Twenty-five years ago Our Divine Lord spoke to Fr. Jeffrey Keyes on the eve of his ordination. He repeated the words he had said to him before he entered the seminary: “Come to me.” St. Margaret Mary had heard those words in 1671; Mother Teresa had heard those words in 1946, and they were mothers because they were first spouses. So it is with Christ’s priests. We are first spouses; that is, men of prayer. “Bear my yoke,” Jesus asks him. Bear it with me. Together we will carry humanity to heaven. Twenty-five years ago Christ called out to Fr. Keyes: come to me, to my altar, and offer yourself, with me, upon it.

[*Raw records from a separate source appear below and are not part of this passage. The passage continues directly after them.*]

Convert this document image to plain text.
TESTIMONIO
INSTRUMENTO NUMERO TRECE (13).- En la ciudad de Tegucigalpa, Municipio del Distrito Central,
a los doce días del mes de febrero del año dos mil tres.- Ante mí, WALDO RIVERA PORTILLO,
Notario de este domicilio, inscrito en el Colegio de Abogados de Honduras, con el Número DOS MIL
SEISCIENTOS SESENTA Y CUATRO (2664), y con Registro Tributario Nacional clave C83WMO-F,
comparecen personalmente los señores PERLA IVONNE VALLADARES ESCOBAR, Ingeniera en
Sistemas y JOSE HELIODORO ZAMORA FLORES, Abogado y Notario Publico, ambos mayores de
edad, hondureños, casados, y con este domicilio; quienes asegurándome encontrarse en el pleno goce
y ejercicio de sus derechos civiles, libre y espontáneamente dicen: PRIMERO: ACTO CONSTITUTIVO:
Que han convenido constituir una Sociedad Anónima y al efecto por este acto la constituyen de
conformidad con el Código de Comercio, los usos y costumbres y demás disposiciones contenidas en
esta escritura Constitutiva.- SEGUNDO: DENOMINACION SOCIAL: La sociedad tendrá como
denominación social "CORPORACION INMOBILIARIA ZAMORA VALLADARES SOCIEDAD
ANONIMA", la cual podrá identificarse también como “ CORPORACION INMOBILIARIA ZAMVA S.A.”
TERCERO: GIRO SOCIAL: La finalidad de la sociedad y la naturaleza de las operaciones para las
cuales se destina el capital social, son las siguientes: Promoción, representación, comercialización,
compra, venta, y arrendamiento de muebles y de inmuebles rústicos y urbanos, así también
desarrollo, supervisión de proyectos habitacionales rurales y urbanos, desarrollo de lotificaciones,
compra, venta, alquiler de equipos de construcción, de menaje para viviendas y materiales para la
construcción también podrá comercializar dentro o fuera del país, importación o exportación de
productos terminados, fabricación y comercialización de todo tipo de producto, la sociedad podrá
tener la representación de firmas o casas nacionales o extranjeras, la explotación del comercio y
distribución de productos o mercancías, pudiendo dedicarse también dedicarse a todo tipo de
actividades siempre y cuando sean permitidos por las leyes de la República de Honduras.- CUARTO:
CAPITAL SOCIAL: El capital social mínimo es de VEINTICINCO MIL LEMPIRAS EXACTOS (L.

There are young men in this church today to whom God is saying: Come to me. There are young women to whom Christ wishes to espouse himself in mystical union. We marvel at this, and we praise Him for the vocation. May Our Lady, mother of priests and virgin of virgins, intercede for those so called. May she show them how to bear this yoke with her Divine Son, espoused to the Holy Spirit, to the glory of God the Father. Amen.